One of the greatest quotes I’ve heard on this came from comedian (and Canadian) Jim Carrey. He said “so many of us choose our path out of fear disguised as practicality.”
That’s very true. Our habit is to create a safe zone and rarely venture from it.
For me, pushing those boundaries is a big part of my website and sexual experiences I’ve had in my marriage. When I first started down this path, the whole idea was about fulfilling a need for excitement, testing the waters of my sexuality and fantasies. Even now, 16 years later, there’s a frightening aspect to it that still weighs on me, but I don’t regret the decisions I’ve made. It’s a small way of pushing against complacency, despite the potential risks and consequences. It’s one less thing that, when my time comes, I can answer the “what if?”
It hasn’t been easy. There’s constant doubt, fear … worries about the impact pursuing a simply impulse might have in the long run. It can be very hard to overcome the societal mores; which is also what I think people fight against when trying to bring meaning and purpose to life – and not just from the sexual perspective like mine.
I’m at a stage right now of that self-reflection; a time in my life when I’ve come to consciously understand how precious and limited our time on this earth can be. I’ve started to wonder – almost plan – whether or not the best idea is to skip the “retirement savings” and live today and let the future be what it is.
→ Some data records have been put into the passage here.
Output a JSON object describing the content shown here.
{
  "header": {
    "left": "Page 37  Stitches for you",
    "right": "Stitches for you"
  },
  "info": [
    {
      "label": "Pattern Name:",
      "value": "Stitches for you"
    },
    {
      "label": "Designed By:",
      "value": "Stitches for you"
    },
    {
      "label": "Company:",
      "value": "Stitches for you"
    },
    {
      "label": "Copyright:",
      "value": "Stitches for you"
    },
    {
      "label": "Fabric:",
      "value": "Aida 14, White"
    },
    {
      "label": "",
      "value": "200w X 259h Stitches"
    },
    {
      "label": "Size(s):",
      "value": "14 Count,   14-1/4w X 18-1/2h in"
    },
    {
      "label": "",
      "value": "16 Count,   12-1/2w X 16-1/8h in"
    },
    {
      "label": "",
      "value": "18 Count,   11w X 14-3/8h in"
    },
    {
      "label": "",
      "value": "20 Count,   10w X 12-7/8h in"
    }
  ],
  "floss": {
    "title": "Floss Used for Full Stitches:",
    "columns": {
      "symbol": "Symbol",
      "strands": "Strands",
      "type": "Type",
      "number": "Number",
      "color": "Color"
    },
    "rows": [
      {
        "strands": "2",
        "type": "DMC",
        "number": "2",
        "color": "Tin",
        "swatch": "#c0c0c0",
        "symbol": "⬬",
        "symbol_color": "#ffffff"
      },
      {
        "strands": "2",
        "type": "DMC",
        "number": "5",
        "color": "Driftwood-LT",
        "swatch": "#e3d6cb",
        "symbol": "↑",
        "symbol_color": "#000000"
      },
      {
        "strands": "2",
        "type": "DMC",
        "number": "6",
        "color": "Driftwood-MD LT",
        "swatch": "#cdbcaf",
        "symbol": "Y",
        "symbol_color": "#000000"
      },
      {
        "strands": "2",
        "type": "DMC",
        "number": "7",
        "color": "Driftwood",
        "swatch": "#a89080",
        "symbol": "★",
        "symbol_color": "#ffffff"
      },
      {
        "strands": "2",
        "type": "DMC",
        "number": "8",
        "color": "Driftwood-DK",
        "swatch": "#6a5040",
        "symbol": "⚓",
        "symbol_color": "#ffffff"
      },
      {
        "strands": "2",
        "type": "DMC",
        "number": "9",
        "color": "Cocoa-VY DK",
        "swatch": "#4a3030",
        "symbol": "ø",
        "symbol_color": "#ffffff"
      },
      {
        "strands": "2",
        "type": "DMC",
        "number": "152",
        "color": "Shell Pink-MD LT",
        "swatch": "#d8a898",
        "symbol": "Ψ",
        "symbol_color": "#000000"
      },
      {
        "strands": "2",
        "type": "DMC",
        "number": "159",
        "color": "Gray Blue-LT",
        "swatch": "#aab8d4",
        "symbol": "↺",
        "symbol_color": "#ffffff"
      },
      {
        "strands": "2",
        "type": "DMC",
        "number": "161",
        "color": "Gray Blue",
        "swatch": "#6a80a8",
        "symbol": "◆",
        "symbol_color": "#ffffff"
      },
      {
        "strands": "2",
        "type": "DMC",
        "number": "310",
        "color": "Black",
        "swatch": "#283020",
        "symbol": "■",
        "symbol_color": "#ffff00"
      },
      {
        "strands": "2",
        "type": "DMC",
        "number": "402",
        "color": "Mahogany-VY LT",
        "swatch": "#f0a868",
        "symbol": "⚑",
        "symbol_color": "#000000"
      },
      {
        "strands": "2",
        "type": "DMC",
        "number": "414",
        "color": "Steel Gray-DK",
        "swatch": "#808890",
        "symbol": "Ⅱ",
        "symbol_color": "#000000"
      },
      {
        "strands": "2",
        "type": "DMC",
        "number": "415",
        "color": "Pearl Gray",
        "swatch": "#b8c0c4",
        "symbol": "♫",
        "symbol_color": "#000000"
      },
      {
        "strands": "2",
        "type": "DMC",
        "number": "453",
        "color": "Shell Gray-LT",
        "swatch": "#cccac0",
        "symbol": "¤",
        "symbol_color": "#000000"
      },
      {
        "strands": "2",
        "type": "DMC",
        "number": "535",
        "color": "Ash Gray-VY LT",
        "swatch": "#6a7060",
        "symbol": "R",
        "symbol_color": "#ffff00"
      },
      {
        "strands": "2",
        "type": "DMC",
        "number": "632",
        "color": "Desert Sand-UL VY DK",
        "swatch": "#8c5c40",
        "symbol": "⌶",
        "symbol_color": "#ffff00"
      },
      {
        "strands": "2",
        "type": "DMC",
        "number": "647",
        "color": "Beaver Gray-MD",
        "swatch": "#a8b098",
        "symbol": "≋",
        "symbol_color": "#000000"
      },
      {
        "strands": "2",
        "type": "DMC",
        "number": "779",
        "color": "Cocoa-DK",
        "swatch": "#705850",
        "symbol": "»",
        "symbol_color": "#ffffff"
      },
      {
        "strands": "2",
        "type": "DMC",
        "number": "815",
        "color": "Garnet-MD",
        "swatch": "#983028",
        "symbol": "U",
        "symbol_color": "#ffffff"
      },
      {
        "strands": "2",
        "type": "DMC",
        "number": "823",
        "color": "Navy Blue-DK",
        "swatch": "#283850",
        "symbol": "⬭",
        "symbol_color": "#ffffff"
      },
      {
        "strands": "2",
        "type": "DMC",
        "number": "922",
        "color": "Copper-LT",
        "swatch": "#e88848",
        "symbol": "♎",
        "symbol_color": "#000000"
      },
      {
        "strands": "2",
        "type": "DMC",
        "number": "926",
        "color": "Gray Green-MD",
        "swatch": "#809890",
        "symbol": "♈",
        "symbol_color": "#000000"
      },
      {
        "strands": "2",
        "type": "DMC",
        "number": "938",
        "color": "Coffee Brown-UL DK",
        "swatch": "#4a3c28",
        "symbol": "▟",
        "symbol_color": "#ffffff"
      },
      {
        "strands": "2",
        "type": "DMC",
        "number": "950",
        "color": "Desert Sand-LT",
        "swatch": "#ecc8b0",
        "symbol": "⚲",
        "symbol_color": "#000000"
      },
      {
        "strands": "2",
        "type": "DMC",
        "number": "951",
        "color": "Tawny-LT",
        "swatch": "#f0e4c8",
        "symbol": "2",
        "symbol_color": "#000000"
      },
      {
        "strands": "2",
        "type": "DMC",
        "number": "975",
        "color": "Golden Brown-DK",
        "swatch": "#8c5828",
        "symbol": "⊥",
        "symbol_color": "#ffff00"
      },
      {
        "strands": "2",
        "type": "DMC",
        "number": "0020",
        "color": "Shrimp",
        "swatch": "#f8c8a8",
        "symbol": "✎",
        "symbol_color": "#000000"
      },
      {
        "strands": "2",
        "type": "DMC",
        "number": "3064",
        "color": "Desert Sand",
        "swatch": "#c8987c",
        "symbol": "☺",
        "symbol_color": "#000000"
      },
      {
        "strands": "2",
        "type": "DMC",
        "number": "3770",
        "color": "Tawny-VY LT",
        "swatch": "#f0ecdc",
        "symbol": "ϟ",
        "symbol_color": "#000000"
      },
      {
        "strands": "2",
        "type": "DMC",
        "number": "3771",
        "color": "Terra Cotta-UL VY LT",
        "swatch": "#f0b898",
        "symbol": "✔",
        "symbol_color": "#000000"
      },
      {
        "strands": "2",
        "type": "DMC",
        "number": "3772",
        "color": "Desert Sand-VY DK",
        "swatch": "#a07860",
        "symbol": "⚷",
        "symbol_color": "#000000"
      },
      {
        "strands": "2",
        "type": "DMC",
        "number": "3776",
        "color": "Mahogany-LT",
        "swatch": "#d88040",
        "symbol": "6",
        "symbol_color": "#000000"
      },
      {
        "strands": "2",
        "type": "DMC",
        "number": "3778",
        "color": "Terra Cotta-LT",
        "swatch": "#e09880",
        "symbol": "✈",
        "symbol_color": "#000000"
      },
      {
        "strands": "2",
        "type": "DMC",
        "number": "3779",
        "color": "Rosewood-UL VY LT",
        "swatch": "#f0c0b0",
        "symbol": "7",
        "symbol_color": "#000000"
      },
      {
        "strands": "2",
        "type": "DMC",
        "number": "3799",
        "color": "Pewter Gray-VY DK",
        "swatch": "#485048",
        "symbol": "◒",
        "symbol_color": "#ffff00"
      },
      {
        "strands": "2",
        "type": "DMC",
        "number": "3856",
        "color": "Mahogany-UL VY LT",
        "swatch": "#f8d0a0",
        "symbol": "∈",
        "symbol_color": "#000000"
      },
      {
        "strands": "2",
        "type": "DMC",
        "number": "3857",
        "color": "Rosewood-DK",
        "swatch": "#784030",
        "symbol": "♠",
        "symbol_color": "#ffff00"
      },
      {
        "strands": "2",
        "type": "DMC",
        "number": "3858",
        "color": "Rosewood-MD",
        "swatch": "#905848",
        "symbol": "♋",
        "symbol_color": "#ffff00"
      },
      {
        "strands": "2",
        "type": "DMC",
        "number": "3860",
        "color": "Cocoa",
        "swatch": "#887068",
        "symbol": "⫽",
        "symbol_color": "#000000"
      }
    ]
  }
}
I won’t call it a midlife crisis though, merely a process of taking stock and evaluating what my true desires are.
There are so many other adventures to be had, so many paths to forge … if there’s enough bravery and determination.
My advice: Embrace the adventure; make it yours not someone else’s.
I’ve long advocated for the sharing of sexual fantasies with a partner. Communication and trust are two very important aspects of a healthy relationship – and understanding that just because you are in a relationship doesn’t mean your mind is closed.
As I mentioned in my last entry, I’ve been struggling with a downswing in my sex life. A natural cycle in life, but something that comes with mixed blessings. Part of that has meant in my relationship there hasn’t been a great deal of sharing in regard to sexual fantasies. But don’t assume that has meant things have turned for the worst, far from it. It’s just meant other ideas, dreams and silly notions have found their way to the surface.
In what I see as, perhaps, a turn in a different direction is a recent opportunity I had to push myself out of that muddle. I’d been delightfully tormented by a dream that left me feeling somewhat … my old self … and made a conscious effort to share it with my understanding husband. As expected – and comforting to be reminded – his response was to push my mind deeper into that fantasy; to reignite my imagination by helping me connect those thoughts to my physical desire.
We’ve always tried hard to have an open approach to such things – and tried equally hard to see them for the truth behind them, as opposed to turning on jealousy and frustration.
There’s always a risk of trying to venture back into that territory after life has taken you down a different path. And it can be a challenge to return to that space because there’s that sense of having “moved on”. I worry about that myself – but I’m slowly and meticulously finding ways to regain a sense of being a sexual person; a woman with ideas, desires and fantasies.
Trust me people, it’s worth the risk to open those lines of communication between each other … especially when real life begins to consume almost every sinew of your being.